Vedat REFAYELİ
Bir defa sezona takımı süper lige çıkartan Mehmet Altıparmak ile başlanılması doğru oğlu doğruydu. Kimse yalandan kalkıp hataydı falan demesin, çünkü başka türlüsü yanlış olurdu.
Sonrasında Mehmet Özdilek ile anlaşılması da iyi niyetle yapılmış bir anlaşmaydı. Ama o da olmadı ve onunla da bir süre sonra vedalaşıldı. Acıtsa da bazen gitmek gerekir ve o sebeple Özdilek’in de ayrılığı doğru olmasa dahi en azından yanlış değildi.

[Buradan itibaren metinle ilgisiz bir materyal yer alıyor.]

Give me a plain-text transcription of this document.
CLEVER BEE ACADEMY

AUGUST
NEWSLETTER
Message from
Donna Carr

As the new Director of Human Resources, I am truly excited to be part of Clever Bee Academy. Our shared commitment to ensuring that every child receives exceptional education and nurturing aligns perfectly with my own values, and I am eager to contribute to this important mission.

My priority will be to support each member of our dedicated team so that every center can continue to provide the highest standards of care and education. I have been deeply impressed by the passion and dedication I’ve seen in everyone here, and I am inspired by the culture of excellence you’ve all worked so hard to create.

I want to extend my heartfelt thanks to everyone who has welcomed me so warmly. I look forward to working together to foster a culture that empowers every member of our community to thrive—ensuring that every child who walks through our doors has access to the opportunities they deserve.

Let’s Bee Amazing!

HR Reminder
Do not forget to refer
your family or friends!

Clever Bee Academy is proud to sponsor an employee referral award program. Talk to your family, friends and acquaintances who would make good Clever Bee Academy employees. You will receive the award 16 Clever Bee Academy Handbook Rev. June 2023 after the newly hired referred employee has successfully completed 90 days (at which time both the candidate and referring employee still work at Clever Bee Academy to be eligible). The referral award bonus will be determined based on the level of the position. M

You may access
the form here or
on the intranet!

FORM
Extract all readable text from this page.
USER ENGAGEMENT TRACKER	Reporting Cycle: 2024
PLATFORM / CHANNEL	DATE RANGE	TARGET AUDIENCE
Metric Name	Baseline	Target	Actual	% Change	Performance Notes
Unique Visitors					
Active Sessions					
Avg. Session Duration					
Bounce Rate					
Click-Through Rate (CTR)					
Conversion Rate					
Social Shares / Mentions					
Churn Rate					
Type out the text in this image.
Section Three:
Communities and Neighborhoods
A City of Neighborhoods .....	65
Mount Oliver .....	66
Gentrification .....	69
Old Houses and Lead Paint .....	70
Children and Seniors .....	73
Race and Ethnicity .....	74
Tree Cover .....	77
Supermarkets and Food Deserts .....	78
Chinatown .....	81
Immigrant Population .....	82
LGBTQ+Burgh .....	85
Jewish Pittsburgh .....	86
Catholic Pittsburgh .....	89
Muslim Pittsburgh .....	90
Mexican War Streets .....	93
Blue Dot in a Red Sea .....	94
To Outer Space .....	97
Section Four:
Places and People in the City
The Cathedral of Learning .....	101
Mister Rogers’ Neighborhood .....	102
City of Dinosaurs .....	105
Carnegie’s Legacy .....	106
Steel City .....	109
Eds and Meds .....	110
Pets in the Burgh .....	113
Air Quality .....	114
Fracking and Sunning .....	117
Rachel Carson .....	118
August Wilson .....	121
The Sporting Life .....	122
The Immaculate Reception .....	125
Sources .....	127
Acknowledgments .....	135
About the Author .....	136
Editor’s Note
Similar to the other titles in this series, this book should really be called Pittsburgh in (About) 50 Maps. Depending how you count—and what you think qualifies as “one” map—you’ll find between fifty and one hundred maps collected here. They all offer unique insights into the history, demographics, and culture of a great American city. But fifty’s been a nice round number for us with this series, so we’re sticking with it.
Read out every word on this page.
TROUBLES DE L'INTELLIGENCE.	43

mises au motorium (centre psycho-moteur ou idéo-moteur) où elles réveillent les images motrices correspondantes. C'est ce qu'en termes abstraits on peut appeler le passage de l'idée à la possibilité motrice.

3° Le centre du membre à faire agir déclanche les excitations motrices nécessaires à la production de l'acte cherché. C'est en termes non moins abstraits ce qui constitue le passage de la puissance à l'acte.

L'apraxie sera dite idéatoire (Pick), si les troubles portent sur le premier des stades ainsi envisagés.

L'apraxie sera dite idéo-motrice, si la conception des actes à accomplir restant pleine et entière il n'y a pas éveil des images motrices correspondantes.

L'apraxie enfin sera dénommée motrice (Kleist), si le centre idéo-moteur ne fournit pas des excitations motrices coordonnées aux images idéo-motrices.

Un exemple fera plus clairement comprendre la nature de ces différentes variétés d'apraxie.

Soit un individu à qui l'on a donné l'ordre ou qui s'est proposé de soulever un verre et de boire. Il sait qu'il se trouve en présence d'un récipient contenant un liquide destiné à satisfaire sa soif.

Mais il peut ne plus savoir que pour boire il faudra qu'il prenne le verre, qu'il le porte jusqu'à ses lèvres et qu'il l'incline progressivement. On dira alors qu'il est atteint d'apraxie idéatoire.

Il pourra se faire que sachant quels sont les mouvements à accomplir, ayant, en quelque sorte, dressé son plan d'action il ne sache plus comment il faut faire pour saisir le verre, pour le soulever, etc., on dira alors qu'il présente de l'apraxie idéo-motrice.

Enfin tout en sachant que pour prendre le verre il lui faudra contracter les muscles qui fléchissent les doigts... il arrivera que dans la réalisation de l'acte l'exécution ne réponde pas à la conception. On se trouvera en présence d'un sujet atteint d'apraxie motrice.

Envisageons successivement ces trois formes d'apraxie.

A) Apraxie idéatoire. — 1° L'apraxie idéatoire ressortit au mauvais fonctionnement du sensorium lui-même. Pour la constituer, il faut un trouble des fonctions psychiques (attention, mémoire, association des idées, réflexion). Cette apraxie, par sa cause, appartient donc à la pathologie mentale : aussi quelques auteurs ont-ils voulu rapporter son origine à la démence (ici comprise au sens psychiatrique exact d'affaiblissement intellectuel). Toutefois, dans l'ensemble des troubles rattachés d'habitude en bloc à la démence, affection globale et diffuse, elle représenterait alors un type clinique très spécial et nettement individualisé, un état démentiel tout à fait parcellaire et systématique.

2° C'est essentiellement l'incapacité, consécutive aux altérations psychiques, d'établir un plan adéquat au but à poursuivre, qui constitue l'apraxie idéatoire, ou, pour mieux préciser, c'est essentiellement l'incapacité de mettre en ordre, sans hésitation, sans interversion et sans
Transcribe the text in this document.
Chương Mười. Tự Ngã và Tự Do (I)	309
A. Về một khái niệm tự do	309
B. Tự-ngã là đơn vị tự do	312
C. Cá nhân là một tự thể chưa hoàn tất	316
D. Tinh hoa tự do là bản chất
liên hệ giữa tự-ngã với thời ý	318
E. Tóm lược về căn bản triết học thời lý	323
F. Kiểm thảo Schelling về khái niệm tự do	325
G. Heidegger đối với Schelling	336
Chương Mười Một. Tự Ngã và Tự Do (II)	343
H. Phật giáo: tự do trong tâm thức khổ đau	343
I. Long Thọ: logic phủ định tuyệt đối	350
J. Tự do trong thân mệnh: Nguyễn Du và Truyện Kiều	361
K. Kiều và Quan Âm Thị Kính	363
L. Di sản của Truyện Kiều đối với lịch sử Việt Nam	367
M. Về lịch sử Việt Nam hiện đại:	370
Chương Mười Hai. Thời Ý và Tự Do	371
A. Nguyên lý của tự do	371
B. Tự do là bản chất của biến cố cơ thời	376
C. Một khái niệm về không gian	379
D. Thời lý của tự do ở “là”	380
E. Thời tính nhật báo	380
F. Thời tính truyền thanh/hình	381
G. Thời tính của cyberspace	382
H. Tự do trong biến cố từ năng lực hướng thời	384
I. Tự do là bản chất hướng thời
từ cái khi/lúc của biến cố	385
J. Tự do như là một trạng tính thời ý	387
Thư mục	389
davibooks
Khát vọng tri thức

Daha sonra, hem de kritik bir viraja dönüldüğünde elbette ki bu takımın başına bir teknik adam gerekliydi. Hoş ne kadar duygusal davransak da ne Zafer Demir ne de Adem Çağlayan ile filan bu işler yürümeyebilirdi. En azından bu isimler ile yola devam çok riskliydi. Kaldı ki sadece Zafer Demir ve Adem Çağlayan özelinde değil, herhangi düşük kalibrede isimli bir teknik adam da risk anlamını taşırdı.
***
Nihayetinde artık kalan haftalar hayat-memat meselesiydi. Herhangi bir teknik adam ile korkulan olursa, takım küme düşerse bunun sancısı büyük olurdu. İşin ucunda can korkusu olduğu için de kimden çıktıysa o isim, onu takımın başına getirerek akılcı bir iş yapıldı.
Evet. Hamza Hamzaoğlu böylesi kritik bir dönemde el sıkışılacak en isabetli isimdi. En azından G.Saray’da şampiyonluk yaşamış, toplumla barışık, sakin ve de saygınlığı ile tanınan Hamza Hamzaoğlu ismi en azından olası her türlü akıbet karşısında doğru oğlu doğru bir isim oldu. O açıdan ben Hamza Hamzaoğlu’nu kim düşündü ve takımın başına getirdiyse onu bir kere daha kutluyorum.
Çok zeki, hem de çok zeki olmalı. Bir taş ile iki kuş vurulması böyle bir ey olsa gerek! Dileğim, o Hamza Hamzaoğlu’nun takımı ligde tutarak en azından Mehmet Altıparmak gibi efsane bir hoca olarak hafızalarımızda yeralmasıdır.